The tranquil backwater of the People’s Republic of Britain is due to host an international sporting event, the Games, and celebrate the twenty-fifth anniversary of the country becoming a republic. When the organiser of the Games dies suddenly and his office is broken into, Barrow, the retired security operative enlisted to investigate, is drawn into a conspiracy that has implications not only for him and his team of young and inexperienced assistants, but for their entire way of life.
How is the American research student Julia Verona implicated? Is some kind of attack being planned? Who is really in command of the operation? Is there a double agent within the PRBs security apparatus? What is the significance of the reclusive novelist Vernon Crane?
Fusing the trappings of a literary thriller with experimental style, Eminent Domain explores the art, culture, politics, personalities, conflicts, loves and losses of a range of boldly realised characters in a Utopian world radically different to our own but recognizably the way that things, at one time, might have been.
A kaleidoscopic satire of our present moment, Eminent Domain is both a dark thriller and a radical neo-modernist experiment that probes at the limits of Utopia, a formally dazzling reimagining of the political novel in which lives, worlds and even realities collide to devastating effect.

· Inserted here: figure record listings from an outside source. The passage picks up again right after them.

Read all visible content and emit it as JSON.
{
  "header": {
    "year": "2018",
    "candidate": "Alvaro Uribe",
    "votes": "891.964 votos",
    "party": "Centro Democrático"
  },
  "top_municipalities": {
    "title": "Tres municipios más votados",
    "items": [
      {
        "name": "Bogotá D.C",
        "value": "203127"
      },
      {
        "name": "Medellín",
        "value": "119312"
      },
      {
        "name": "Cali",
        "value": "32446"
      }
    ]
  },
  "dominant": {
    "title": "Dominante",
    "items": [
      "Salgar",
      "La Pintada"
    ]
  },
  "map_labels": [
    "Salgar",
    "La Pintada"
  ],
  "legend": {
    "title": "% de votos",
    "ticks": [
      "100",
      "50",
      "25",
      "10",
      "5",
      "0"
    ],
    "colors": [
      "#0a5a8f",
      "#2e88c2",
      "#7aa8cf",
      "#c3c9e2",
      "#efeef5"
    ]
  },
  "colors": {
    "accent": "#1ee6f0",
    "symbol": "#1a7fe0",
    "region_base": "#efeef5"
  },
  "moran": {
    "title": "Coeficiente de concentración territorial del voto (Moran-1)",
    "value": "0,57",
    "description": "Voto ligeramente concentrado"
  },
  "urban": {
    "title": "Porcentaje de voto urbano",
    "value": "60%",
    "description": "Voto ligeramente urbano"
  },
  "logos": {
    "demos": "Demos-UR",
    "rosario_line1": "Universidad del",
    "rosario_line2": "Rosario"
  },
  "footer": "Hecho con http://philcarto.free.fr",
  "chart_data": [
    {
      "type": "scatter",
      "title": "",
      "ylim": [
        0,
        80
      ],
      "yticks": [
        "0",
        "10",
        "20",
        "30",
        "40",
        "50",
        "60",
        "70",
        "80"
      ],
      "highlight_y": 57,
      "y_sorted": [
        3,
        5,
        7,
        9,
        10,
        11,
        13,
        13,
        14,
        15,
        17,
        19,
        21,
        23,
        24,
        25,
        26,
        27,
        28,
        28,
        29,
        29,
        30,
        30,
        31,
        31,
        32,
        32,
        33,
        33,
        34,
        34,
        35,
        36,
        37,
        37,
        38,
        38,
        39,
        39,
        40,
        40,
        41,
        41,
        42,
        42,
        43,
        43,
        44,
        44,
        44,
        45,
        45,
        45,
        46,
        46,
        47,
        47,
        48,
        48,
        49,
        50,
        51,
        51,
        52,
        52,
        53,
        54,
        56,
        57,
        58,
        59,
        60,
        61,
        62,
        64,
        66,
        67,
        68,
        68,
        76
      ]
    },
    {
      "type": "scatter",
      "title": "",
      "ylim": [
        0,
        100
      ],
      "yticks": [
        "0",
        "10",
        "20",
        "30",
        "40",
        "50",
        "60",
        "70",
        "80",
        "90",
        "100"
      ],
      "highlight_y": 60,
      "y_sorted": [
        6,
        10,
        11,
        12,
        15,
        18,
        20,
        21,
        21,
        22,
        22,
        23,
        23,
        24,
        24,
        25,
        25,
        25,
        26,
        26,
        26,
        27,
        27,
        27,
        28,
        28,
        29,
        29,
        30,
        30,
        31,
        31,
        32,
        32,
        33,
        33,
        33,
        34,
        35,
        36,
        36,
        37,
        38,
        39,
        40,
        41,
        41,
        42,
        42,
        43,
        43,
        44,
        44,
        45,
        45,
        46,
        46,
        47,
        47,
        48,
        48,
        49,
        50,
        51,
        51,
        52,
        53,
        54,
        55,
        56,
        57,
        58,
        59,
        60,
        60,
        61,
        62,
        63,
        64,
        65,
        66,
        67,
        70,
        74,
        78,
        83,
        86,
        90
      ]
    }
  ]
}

“Alternative history usually involves dystopian scenarios –counterfactual realities in which the Nazis conquered the world, the South won the Civil War, the Reformation never happened. Eminent Domain is that rare thing — a near-utopian version of the present more advanced and progressive than our own, rendered with a level of vivid and intricate detail comparable with William Gibson at his most disorienting. But where speculative fiction typically presents a warped mirror image of our own era, Carl Neville’s gripping and immersive novel does something different – it makes you aware of the radical potentials, the different way things could be, that lurk latent in the world as it stands. Eminent Domain makes this present in which we currently languish feel like the impostor reality.”
"In this gripping, witty and richly detailed science fiction, Carl Neville shows us a parallel Britain forged out of political uprisings and economic transformation. The governing ideology is from another world, but the technology and culture are unmistakeably ours."
"What if the future we were promised had really arrived? Carl Neville's pacey, compelling thriller plays out agains the complexities, contradictions and conflicts of a world that might have been and points the way to one that might yet arrive."